ANKARA: Turkey announced a new school curriculum on Tuesday that excluded Charles Darwin’s theory of evolution, feeding opposition fears President Tayyip Erdogan is subverting the republic’s secular foundations.
Education Minister Ismet Yilmaz said the main elements of evolution already underpinned the science curriculum, but there would be no mention of Darwin’s landmark theory until university.
“Because it is above the students’ level and not directly related, the theory of evolution is not part” of the school curriculum, Yilmaz told a news conference.
The theory of evolution is rejected by both Christian and Muslim creationists, who believe God created the world as
described in the Bible and the Koran, making the universe and all living things in six days.
The curriculum, effective from the start of the 2017-2018 school year, also obliges Turkey’s growing number of “Imam Hatip” religious schools to teach the concept of jihad as patriotic in spirit.
“It is also our duty to fix what has been perceived as wrong. This is why the Islamic law class and basic fundamental
religion lectures will include (lessons on) jihad,” Yilmaz told reporters. “The real meaning of jihad is loving your nation.”
Jihad is often translated as “holy war” in the context of fighters waging war against enemies of Islam; but Muslim
scholars stress that it also refers to a personal, spiritual struggle against sin.
Science Workers (Egitim-Is), condemned the new curriculum.

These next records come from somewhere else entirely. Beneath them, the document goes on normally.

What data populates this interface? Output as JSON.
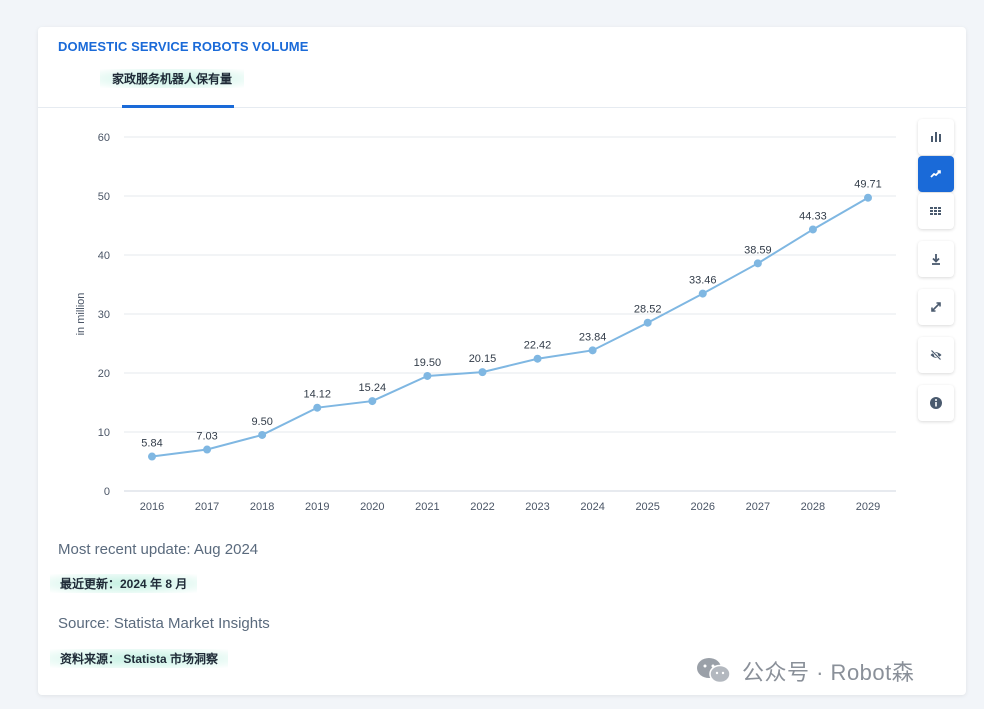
{
  "card": {
    "title": "DOMESTIC SERVICE ROBOTS VOLUME",
    "subtitle": "家政服务机器人保有量"
  },
  "chart_data": {
    "type": "line",
    "title": "",
    "xlabel": "",
    "ylabel": "in million",
    "x": [
      "2016",
      "2017",
      "2018",
      "2019",
      "2020",
      "2021",
      "2022",
      "2023",
      "2024",
      "2025",
      "2026",
      "2027",
      "2028",
      "2029"
    ],
    "series": [
      {
        "values": [
          5.84,
          7.03,
          9.5,
          14.12,
          15.24,
          19.5,
          20.15,
          22.42,
          23.84,
          28.52,
          33.46,
          38.59,
          44.33,
          49.71
        ],
        "labels": [
          "5.84",
          "7.03",
          "9.50",
          "14.12",
          "15.24",
          "19.50",
          "20.15",
          "22.42",
          "23.84",
          "28.52",
          "33.46",
          "38.59",
          "44.33",
          "49.71"
        ]
      }
    ],
    "ylim": [
      0,
      60
    ],
    "yticks": [
      "0",
      "10",
      "20",
      "30",
      "40",
      "50",
      "60"
    ],
    "grid": true,
    "line_color": "#7fb7e2"
  },
  "toolbar": {
    "items": [
      {
        "name": "bar-chart-icon",
        "active": false
      },
      {
        "name": "line-chart-icon",
        "active": true
      },
      {
        "name": "table-icon",
        "active": false
      },
      {
        "name": "download-icon",
        "active": false
      },
      {
        "name": "fullscreen-icon",
        "active": false
      },
      {
        "name": "hide-icon",
        "active": false
      },
      {
        "name": "info-icon",
        "active": false
      }
    ]
  },
  "footer": {
    "update": "Most recent update: Aug 2024",
    "update_cn": "最近更新：2024 年 8 月",
    "source": "Source: Statista Market Insights",
    "source_cn": "资料来源： Statista 市场洞察"
  },
  "watermark": {
    "text": "公众号 · Robot森"
  },
  "colors": {
    "accent": "#1a6ad8",
    "line": "#7fb7e2",
    "grid": "#e4e8ee"
  }
}
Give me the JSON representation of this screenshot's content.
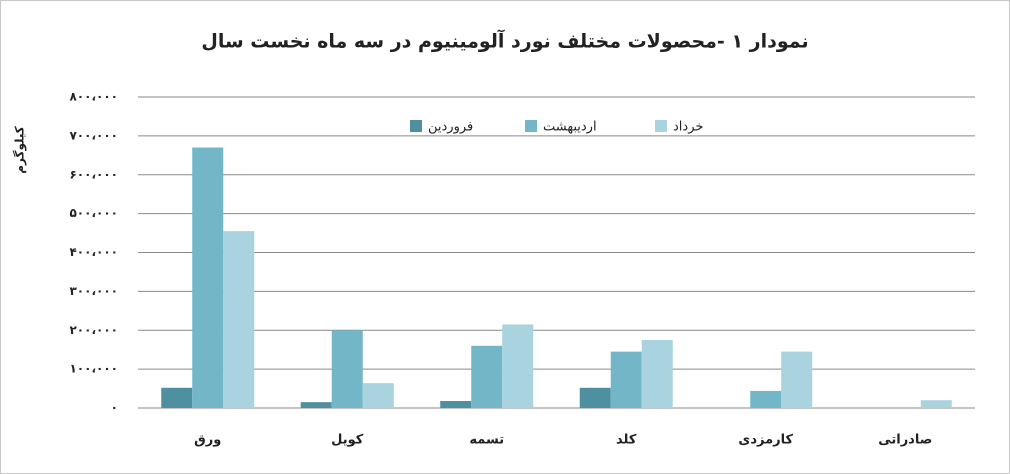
{
  "chart_data": {
    "type": "bar",
    "title": "نمودار ۱ -محصولات مختلف نورد آلومینیوم در سه ماه نخست سال",
    "y_label": "کیلوگرم",
    "categories": [
      "ورق",
      "کویل",
      "تسمه",
      "کلد",
      "کارمزدی",
      "صادراتی"
    ],
    "series": [
      {
        "name": "فروردین",
        "color": "#4e8fa0",
        "values": [
          52000,
          15000,
          18000,
          52000,
          0,
          0
        ]
      },
      {
        "name": "اردیبهشت",
        "color": "#72b6c8",
        "values": [
          670000,
          200000,
          160000,
          145000,
          44000,
          0
        ]
      },
      {
        "name": "خرداد",
        "color": "#a9d3df",
        "values": [
          455000,
          64000,
          215000,
          175000,
          145000,
          20000
        ]
      }
    ],
    "ylim": [
      0,
      800000
    ],
    "yticks": [
      {
        "value": 0,
        "label": "۰"
      },
      {
        "value": 100000,
        "label": "۱۰۰،۰۰۰"
      },
      {
        "value": 200000,
        "label": "۲۰۰،۰۰۰"
      },
      {
        "value": 300000,
        "label": "۳۰۰،۰۰۰"
      },
      {
        "value": 400000,
        "label": "۴۰۰،۰۰۰"
      },
      {
        "value": 500000,
        "label": "۵۰۰،۰۰۰"
      },
      {
        "value": 600000,
        "label": "۶۰۰،۰۰۰"
      },
      {
        "value": 700000,
        "label": "۷۰۰،۰۰۰"
      },
      {
        "value": 800000,
        "label": "۸۰۰،۰۰۰"
      }
    ],
    "grid": true,
    "legend": "top"
  }
}
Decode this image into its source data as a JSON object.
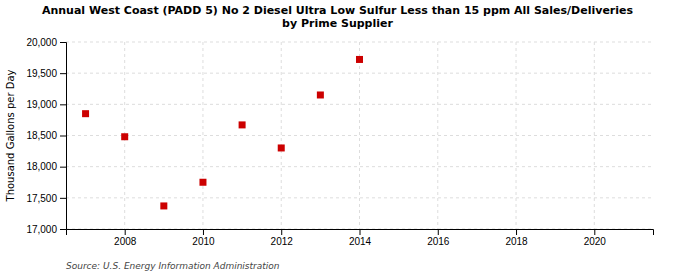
{
  "chart_data": {
    "type": "scatter",
    "title": "Annual West Coast (PADD 5) No 2 Diesel Ultra Low Sulfur Less than 15 ppm All Sales/Deliveries\nby Prime Supplier",
    "ylabel": "Thousand Gallons per Day",
    "annotations": [
      "Source: U.S. Energy Information Administration"
    ],
    "x": [
      2007,
      2008,
      2009,
      2010,
      2011,
      2012,
      2013,
      2014
    ],
    "values": [
      18850,
      18480,
      17370,
      17750,
      18670,
      18300,
      19150,
      19720
    ],
    "color": "#cc0000",
    "marker": "square",
    "xlim": [
      2006.5,
      2021.5
    ],
    "ylim": [
      17000,
      20000
    ],
    "xticks": [
      2008,
      2010,
      2012,
      2014,
      2016,
      2018,
      2020
    ],
    "yticks": [
      {
        "value": 17000,
        "label": "17,000"
      },
      {
        "value": 17500,
        "label": "17,500"
      },
      {
        "value": 18000,
        "label": "18,000"
      },
      {
        "value": 18500,
        "label": "18,500"
      },
      {
        "value": 19000,
        "label": "19,000"
      },
      {
        "value": 19500,
        "label": "19,500"
      },
      {
        "value": 20000,
        "label": "20,000"
      }
    ],
    "grid": true
  }
}
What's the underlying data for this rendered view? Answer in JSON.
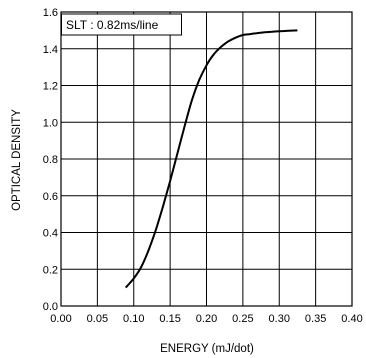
{
  "chart_data": {
    "type": "line",
    "xlabel": "ENERGY (mJ/dot)",
    "ylabel": "OPTICAL DENSITY",
    "xlim": [
      0.0,
      0.4
    ],
    "ylim": [
      0.0,
      1.6
    ],
    "x_ticks": [
      "0.00",
      "0.05",
      "0.10",
      "0.15",
      "0.20",
      "0.25",
      "0.30",
      "0.35",
      "0.40"
    ],
    "y_ticks": [
      "0.0",
      "0.2",
      "0.4",
      "0.6",
      "0.8",
      "1.0",
      "1.2",
      "1.4",
      "1.6"
    ],
    "grid": true,
    "annotation": "SLT : 0.82ms/line",
    "series": [
      {
        "x": [
          0.089,
          0.1,
          0.11,
          0.12,
          0.13,
          0.14,
          0.15,
          0.16,
          0.17,
          0.18,
          0.19,
          0.2,
          0.21,
          0.22,
          0.23,
          0.24,
          0.25,
          0.26,
          0.27,
          0.28,
          0.29,
          0.3,
          0.31,
          0.325
        ],
        "y": [
          0.1,
          0.15,
          0.21,
          0.3,
          0.41,
          0.54,
          0.68,
          0.83,
          0.98,
          1.12,
          1.23,
          1.31,
          1.37,
          1.41,
          1.44,
          1.46,
          1.475,
          1.48,
          1.485,
          1.49,
          1.493,
          1.495,
          1.497,
          1.5
        ]
      }
    ]
  }
}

“The new policies that ban the teaching of evolution and requiring all schools to have a prayer room, these actions destroy the principle of secularism and the scientific principles of education,” he said.
Under the AKP, which came to power in 2002, the number of “Imam Hatip” religious schools has grown exponentially. Erdogan, who has roots in political Islam, attended one such school.
He has spent his career fighting to bring religion back into public life in constitutionally secular Turkey and has cast himself as the liberator of millions of pious Turks whose rights and welfare were neglected by a secular elite.
Liberal Turks see Erdogan as attempting to roll back the work of Mustafa Kemal Ataturk, the Western-facing founder of modern Turkey who believed education should be free of religious teachings.
Some government critics have said the new curriculum – which was presented for public feedback earlier this year – increased the emphasis on Islamic values at the expense of Ataturk’s role.